Bekas lumpur sisa banjir bandang masih tampak di tembok ruang tamu Hamid. Noda lumpur berwarna kecokelatan setinggi 30 centimeter kini menghiasi bagian bawah dinding.
Sementara di luar rumah, tinggi air bisa mencapai 1 meter lebih.
Menurut Hamid, selama 40 tahun lebih tinggal di Celong, belum pernah ada cerita banjir bandang menerjang kampungnya.
Bencana ini baru ia alami setelah ada pembangunan proyek jalan tol dan kawasan industri. Rumah Hamid memang berada di area KEK Industropolis Batang.
“Saya selama di sini enggak pernah banjir. Tapi, ternyata ada bangunan, jalan tol saja banjir. Lagi-lagi ditambah industri, banjir. Sampai sembilan kali banjir,” katanya.
Sutini, 62 tahun, istri Hamid, menuturkan bahwa semenjak ada kawasan industri di desa mereka dan pembangunan jalan tol, beberapa kali sungai tidak mengalir.
Itu tak lazim karena, menurutnya, biasanya air sungai yang melintasi kampung mereka tidak pernah kering. Sutini tak tahu apa penyebabnya.
Sungai kecil itu memang menjadi tempat warga membuang limbah rumah tangga. Tak ayal, ketika sungai kering, bau comberan menguar ke mana-mana.
Situasi seperti itu terjadi sampai sebulan lebih. Warga resah, terutama ibu-ibu, termasuk Sutini.
Sutini tak ingat siapa yang mengomando saat itu. Namun, didasari keresahan, para ibu-ibu nelayan akhirnya berdemo mendatangi pengelola kawasan.
Ketika bertemu dengan penjaga di pos jaga kawasan industri, ibu-ibu meminta agar air sungai Celong dialirkan.
“Pokoknya kalau tidak dialirkan, do ngamuk iki. Wis tak gawakne arit iki (ibu-ibu marah, sudah bawa parang ini),” kenang Sutini sambil tertawa.
Usaha Sutini dan ibu-ibu kampung nelayan lainnya berhasil. Sutini bercerita, sebuah bego turun untuk membersihkan sumbatan-sumbatan yang ada di sungai.
Sutini pula yang biasanya menyambut Abdul Hamid saat pulang melaut. Dia kemudian menjual hasil tangkapn ke tempat pelelangan ikan tak jauh dari rumah mereka.

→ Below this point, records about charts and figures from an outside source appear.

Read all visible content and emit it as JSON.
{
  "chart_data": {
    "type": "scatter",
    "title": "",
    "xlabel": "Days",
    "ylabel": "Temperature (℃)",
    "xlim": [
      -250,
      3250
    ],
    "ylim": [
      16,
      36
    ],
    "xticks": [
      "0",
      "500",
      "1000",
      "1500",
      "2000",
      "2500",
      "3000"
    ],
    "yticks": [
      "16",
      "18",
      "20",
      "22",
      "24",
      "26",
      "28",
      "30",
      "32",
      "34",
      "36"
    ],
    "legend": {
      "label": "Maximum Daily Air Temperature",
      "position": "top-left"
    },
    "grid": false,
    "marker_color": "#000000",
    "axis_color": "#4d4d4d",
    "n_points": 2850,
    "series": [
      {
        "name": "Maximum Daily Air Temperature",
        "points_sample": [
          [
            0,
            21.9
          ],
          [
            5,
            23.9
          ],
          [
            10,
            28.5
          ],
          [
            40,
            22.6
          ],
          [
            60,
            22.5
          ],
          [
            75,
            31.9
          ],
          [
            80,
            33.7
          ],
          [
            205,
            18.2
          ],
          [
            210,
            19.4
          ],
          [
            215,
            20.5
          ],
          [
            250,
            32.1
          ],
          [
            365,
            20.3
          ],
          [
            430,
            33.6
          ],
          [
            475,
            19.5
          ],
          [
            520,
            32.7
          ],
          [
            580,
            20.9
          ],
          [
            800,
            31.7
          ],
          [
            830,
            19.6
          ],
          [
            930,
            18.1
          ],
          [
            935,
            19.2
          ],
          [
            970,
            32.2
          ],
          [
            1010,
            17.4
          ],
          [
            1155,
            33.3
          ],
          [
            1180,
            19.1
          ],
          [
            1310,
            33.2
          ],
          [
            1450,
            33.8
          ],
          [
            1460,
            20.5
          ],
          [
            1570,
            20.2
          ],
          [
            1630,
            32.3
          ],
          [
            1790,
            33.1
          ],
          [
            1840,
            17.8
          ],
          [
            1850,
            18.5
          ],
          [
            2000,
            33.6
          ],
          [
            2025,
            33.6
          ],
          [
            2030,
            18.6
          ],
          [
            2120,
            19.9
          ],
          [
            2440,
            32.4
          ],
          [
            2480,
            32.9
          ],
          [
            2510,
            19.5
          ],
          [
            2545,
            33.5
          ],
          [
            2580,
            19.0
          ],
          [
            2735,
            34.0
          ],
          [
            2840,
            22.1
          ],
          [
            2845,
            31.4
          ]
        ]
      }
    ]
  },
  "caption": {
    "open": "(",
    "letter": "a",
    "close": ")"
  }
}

Tangkapan cumi-cumi Hamid pada hari itu seberat 5 kg laku Rp360.000. Sutini menghitung masih ada sisa Rp240.000 setelah dikurangi biaya solar Rp120.000.
Keuntungan seperti hari itu tidaklah terjadi setiap hari. Menyambut suaminya yang pulang tanpa ikan pun Sutini alami, bahkan lebih sering terjadi pada beberapa tahun terakhir.
“Kalau lagi banyak jualan bisa Rp500 ribu. Kadang pulang cuma bawa ikan sak comot, enggak bawa ikan sama sekali juga sering,” kata Sutini sembari tersenyum.
Dahulu, suaminya sering membawa pulang hingga 25 kilogram udang, yang memungkinkan Sutini memperoleh penghasilan sampai Rp1,5 juta.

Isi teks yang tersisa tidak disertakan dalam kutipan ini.